After missing these stones on my last visit to the church (it was raining!) It was time for a re-visit. As you walk up the path to the church the stones are hiden in the hedge to your right. They are in a line and do look like head stones except the two largest which a squarish blocks covered in ivy. Easy to miss unless you are specifically looking for them. There are many large stones embedded in the foundations of the church itself. Most easily seen around the back of the church. I like visiting old country churches. They are very peaceful and interesting places to visit - this is no exception.

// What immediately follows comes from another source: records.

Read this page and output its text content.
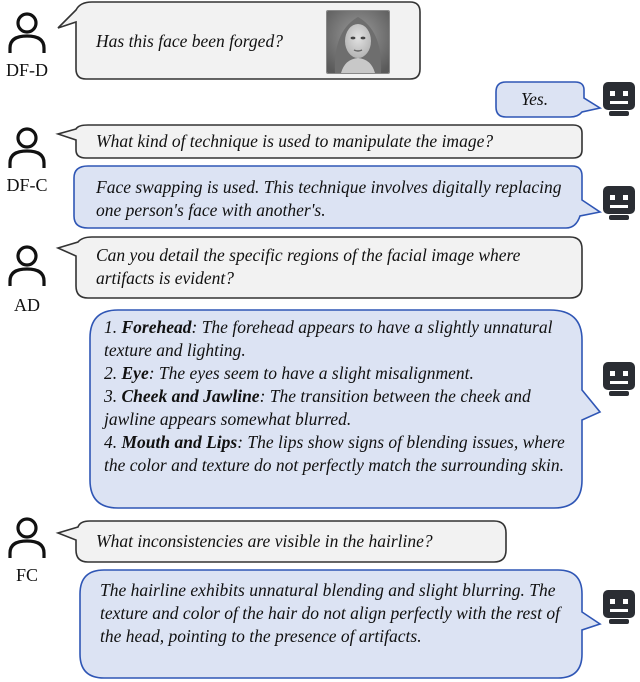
DF-D
DF-C
AD
FC

Has this face been forged?

Yes.

What kind of technique is used to manipulate the image?

Face swapping is used. This technique involves digitally replacing one person's face with another's.

Can you detail the specific regions of the facial image where artifacts is evident?

1. Forehead: The forehead appears to have a slightly unnatural texture and lighting.
2. Eye: The eyes seem to have a slight misalignment.
3. Cheek and Jawline: The transition between the cheek and jawline appears somewhat blurred.
4. Mouth and Lips: The lips show signs of blending issues, where the color and texture do not perfectly match the surrounding skin.

What inconsistencies are visible in the hairline?

The hairline exhibits unnatural blending and slight blurring. The texture and color of the hair do not align perfectly with the rest of the head, pointing to the presence of artifacts.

I noticed the large sarsens under the church - I had forgotten they were here, but they're big enough to draw the eye. I had to feel they were useful foundations (the church is a real mismatch of materials and styles - interesting but locked). But at the end of the day, where did they come from? If they were from a circle, incorporating them was making a statement one way or the other. Maybe they weren't and were just lying around - it's not so far to the greywethers. But it's all very interesting.
I assumed from afar that the ones in the boundary (mentioned below) were gravestones and did not look at them properly.
The church at Ogbourne St Andrew has large sarsens in the boundary hedge, one large one and a row of smaller ones. These are reminicent of the Churchill Village stones. The Church itself is built on a foundation of large sarsen stones. I would like to think that there was once a stone circle here. The church is positioned on a raised circular platform. After reading Rhiannon's posts, I think this is possible.